Just under a third of all pupils (32%) say that they know a lot about the effects or risks of taking drugs.
In the previous school year almost three quarters of pupils (73%) have had some form of drugs education at school and just over a fifth (22%) at a youth club or community centre.
Copies of the report and the entire survey results (in PDF format) are available from either the OFMDFM research website or the NISRA website at:
www.research.ofmdfmni.gov.uk or at www.nisra.gov.uk
What about the use of solvents? Is it more common in N.Ireland?
The use of solvents or volatile substance abuse (VSA) in Northern Ireland has caused concern for many years. The ten reported deaths from solvents in 1991 caused particular concern at the time. Since then, with the number of deaths per year remaining low, attention has concentrated on the use of the so-called dance drugs.
However as the 1994 HBSC Report, and, more recently, the HBSC 1997/98 survey show, the use of solvents by young people in Northern Ireland remains a significant feature of illicit drug use. In 1998 a total of 15.5% of the whole sample had tried solvents and 8.6% reported current use. Of those currently using solvents 26.3% were using solvents at least monthly, and 5.5% reported daily use. Of the entire sample, 6.4% were using both solvents and illicit drugs.
The most popular solvent reported was typewriter correcting fluid and thinners, followed by butane gas, glue and petrol/diesel. Check out www.drugsprevention.net for more info.
Why the UK and Ireland are in the top three of Ecstasy use?
The UK and Ireland lead the figures of ecstasy usage, topped only by Australia, reveals a new study released by the UN.
The first ever UN global survey on ecstasy and amphetamines reveals a striking picture of increased production, trafficking and use of synthetic drugs worldwide. Numbers of people using these drugs now exceeds the numbers of cocaine and heroin users combined. The main findings include:
- Over the last decade, seizures of amphetamine-type stimulants (ATS) have risen tenfold from about 4 tons in 1990/91 to almost 40 tons in 2000/1;
- Estimated production has reached more than 500 tons a year;
- ATS use is spreading at an alarming rate, with more than 40 million people having used them over the past 12 months
"ATS are emerging as a 'public enemy number one' among illicit drugs. Neglected by societies as an almost acceptable feature of the 'let's have fun' culture in clubs and dance settings, synthetic drugs abuse begins with experimental use among mostly young people. Gradually, it may lead to dangerous polydrug use and addiction with severe health consequences," said Mr Antonio Maria Costa, Executive Director of the United Nations Office on Drugs and Crime (UNODC).
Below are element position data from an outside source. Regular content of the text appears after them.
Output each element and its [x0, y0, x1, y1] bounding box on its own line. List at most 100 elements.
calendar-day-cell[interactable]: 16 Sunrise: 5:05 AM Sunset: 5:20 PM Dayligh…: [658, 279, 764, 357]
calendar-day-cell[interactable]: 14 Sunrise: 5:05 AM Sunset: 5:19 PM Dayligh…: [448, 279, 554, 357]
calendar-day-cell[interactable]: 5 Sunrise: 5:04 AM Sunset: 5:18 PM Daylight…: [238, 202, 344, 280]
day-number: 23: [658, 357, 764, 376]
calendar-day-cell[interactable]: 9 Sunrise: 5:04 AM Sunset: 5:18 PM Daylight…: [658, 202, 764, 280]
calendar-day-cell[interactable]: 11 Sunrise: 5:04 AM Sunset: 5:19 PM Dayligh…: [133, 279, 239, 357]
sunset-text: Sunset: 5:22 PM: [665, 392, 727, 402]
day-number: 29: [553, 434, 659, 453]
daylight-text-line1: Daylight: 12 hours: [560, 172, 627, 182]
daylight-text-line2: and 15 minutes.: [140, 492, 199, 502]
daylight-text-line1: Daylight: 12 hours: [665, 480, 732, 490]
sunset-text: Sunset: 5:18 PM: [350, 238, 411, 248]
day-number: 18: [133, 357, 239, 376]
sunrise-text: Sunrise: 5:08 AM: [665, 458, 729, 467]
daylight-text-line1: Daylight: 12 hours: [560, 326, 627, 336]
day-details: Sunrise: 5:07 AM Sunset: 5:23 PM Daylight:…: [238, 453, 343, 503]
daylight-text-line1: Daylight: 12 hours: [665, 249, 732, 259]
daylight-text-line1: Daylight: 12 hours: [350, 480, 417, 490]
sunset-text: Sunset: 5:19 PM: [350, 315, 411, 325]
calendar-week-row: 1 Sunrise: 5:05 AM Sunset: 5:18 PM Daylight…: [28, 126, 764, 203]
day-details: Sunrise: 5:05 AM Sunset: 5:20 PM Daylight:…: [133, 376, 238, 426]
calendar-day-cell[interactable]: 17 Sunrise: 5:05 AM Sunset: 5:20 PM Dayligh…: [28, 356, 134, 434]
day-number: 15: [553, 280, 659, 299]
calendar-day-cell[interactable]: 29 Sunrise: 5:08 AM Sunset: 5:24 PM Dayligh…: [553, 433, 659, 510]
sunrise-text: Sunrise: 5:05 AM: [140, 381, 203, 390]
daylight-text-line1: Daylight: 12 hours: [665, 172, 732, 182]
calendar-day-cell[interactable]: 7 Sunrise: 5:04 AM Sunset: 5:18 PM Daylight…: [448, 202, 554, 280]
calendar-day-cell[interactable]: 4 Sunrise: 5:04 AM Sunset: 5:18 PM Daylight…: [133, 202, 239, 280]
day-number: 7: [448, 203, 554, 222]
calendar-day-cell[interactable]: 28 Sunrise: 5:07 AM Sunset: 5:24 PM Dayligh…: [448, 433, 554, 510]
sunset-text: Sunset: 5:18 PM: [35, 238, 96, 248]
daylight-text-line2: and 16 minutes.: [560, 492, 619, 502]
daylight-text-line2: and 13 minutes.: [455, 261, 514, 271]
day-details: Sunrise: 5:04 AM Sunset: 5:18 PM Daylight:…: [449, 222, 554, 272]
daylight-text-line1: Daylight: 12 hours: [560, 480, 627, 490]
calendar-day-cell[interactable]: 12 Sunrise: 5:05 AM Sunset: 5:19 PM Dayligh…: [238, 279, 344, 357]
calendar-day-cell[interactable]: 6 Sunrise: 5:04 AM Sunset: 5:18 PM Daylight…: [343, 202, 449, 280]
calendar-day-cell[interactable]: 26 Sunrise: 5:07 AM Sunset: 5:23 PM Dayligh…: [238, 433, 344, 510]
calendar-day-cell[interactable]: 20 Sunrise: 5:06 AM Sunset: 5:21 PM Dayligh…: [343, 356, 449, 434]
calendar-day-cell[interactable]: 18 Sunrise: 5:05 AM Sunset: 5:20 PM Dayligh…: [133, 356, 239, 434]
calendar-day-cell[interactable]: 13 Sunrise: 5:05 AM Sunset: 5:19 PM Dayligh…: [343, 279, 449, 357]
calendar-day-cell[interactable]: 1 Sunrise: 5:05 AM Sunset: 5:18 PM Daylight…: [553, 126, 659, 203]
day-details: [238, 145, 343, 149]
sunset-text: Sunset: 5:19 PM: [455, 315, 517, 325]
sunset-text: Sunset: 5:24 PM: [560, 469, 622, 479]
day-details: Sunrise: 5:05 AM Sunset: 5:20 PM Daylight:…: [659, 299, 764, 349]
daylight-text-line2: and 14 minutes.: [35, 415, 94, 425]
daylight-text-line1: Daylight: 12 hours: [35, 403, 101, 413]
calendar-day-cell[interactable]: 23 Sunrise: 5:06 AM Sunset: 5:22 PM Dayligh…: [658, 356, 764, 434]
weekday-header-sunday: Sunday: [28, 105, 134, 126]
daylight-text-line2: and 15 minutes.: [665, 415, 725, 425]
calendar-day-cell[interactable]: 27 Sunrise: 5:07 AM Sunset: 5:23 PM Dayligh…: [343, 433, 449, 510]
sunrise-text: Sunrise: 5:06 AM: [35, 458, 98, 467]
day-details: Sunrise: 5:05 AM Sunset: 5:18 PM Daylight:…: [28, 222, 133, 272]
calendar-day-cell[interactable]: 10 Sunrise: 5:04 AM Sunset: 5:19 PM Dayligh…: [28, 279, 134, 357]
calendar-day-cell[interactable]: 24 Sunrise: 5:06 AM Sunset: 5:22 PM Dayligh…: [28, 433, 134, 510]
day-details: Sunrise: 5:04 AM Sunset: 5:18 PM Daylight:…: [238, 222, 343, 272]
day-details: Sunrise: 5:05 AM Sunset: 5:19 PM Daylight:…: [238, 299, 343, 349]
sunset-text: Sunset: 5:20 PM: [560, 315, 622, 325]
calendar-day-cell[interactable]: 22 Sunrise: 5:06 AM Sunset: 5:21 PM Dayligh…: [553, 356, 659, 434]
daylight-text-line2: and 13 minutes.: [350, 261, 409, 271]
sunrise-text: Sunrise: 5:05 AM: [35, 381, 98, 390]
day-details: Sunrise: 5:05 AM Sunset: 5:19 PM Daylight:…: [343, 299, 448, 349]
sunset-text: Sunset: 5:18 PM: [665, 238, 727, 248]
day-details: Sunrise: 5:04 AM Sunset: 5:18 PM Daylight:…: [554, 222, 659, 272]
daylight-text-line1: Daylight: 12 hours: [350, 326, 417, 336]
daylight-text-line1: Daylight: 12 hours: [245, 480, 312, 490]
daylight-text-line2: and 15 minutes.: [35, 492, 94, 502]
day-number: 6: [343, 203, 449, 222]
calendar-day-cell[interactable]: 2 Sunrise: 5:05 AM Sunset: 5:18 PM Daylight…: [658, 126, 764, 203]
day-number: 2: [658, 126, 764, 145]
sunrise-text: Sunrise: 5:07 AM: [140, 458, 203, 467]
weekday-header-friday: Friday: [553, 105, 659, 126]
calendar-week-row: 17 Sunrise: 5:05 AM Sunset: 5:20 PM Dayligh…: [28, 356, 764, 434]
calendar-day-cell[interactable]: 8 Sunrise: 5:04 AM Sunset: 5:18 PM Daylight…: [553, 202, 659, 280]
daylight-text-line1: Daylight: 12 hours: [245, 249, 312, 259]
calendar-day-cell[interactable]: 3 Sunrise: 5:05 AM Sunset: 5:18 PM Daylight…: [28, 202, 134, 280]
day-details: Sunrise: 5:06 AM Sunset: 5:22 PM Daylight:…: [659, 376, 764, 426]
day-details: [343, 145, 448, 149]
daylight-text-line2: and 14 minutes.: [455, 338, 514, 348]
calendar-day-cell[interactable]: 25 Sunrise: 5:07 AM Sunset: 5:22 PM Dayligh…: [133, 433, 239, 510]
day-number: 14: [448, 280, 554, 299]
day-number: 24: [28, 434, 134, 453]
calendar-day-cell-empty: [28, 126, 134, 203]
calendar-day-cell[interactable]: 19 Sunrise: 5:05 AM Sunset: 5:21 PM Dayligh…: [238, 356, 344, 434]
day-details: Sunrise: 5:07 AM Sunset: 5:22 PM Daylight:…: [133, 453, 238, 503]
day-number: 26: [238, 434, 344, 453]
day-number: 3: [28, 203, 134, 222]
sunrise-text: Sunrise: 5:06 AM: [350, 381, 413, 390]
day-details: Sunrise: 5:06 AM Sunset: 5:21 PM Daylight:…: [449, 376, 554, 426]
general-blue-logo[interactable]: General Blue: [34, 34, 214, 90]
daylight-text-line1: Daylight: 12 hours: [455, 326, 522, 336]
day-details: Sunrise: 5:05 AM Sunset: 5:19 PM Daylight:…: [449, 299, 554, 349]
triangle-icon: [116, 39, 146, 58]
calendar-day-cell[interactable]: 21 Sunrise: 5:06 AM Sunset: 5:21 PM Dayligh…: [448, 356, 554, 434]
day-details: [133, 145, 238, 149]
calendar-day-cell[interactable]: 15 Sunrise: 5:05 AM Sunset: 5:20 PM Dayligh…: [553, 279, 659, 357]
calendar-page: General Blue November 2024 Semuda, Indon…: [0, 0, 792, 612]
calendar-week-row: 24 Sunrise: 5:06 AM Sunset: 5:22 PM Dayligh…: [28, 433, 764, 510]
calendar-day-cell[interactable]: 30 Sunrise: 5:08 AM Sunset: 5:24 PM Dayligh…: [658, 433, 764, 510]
The UNODC survey points to the global nature of the ATS problem. Unlike cocaine and heroin, whose production is limited by geography and climate, ATS can be produced anywhere. Currently, production is mainly in Europe and North America. Tables showing the annual prevalence of ATS use in selected countries reveal that Australia has the highest percentage of its population using Ecstasy (2.9%), followed by Ireland (2.4%) and the UK (2.2).
Frank Warburton, Acting Chief Executive of DrugScope commented: "Five out of six ecstasy deaths occur following polydrug use. We need to make sure we are getting this message across, as there seems to be a new generation of users who are not aware of the harm-reduction messages of a few years back."